In this paper I return to one of the most heated sites of the contemporary debates on Fanon: the question of the ontological status of “Blackness” in Black Skin, White Masks. I will argue that a dramaturgical reading of Fanon’s critique illuminates this question from an original angle. “Dramaturgy” is here not only meant to capture Fanon’s appeal for different forms of “drama” [drames] – across theater, sociotherapy, existence and history – but also to recover, importantly, the dramaturgy of his critique: how Fanon staged his critical intervention by elaborating an original form of – what I propose to discuss under the heading of – “philosophical address.”

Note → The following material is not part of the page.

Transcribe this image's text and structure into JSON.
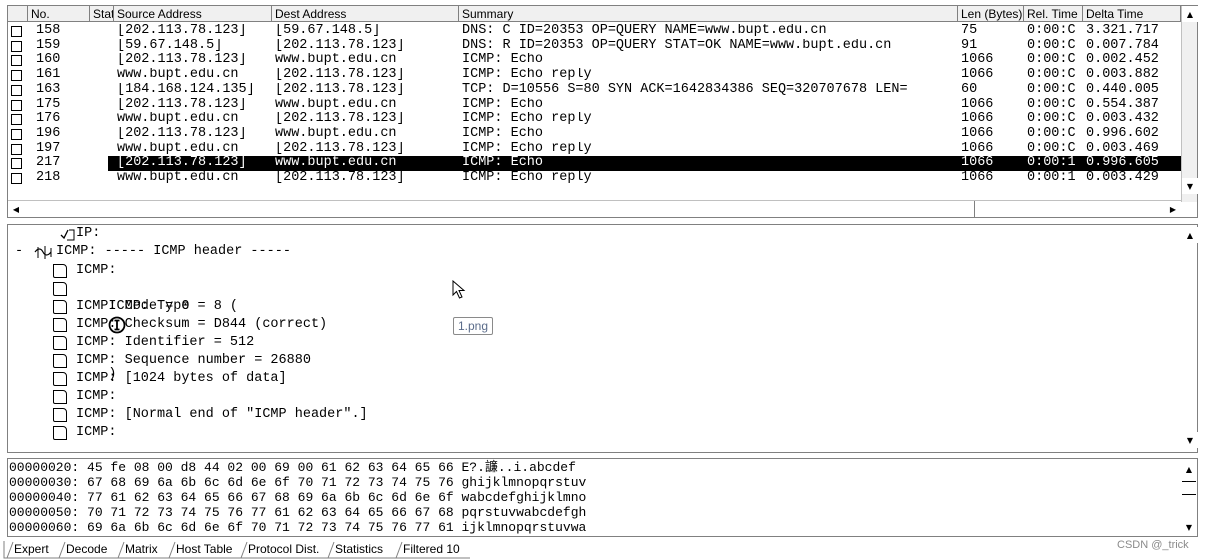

Lucie K. Mercier is a Postdoctoral Researcher in Philosophy, Visiting Fellow at the Philosophy Department of the University of Paris 8 and at the Program in Critical Theory, UC Berkeley (2020-22). She was previously appointed as a Lecturer and postdoctoral Researcher at the Centre for Research in Modern European Philosophy (CRMEP), Kingston University, London, where she obtained her PhD in Philosophy in 2015. Her research addresses the ways in which questions of race and coloniality interfere with the concepts, models and prerogatives of post-Kantian philosophy. She is a member of the Radical Philosophy editorial collective.

Presented by the Program in Critical Theory and co-sponsored by the Rhetoric Department and the International Consortium of Critical Theory Programs.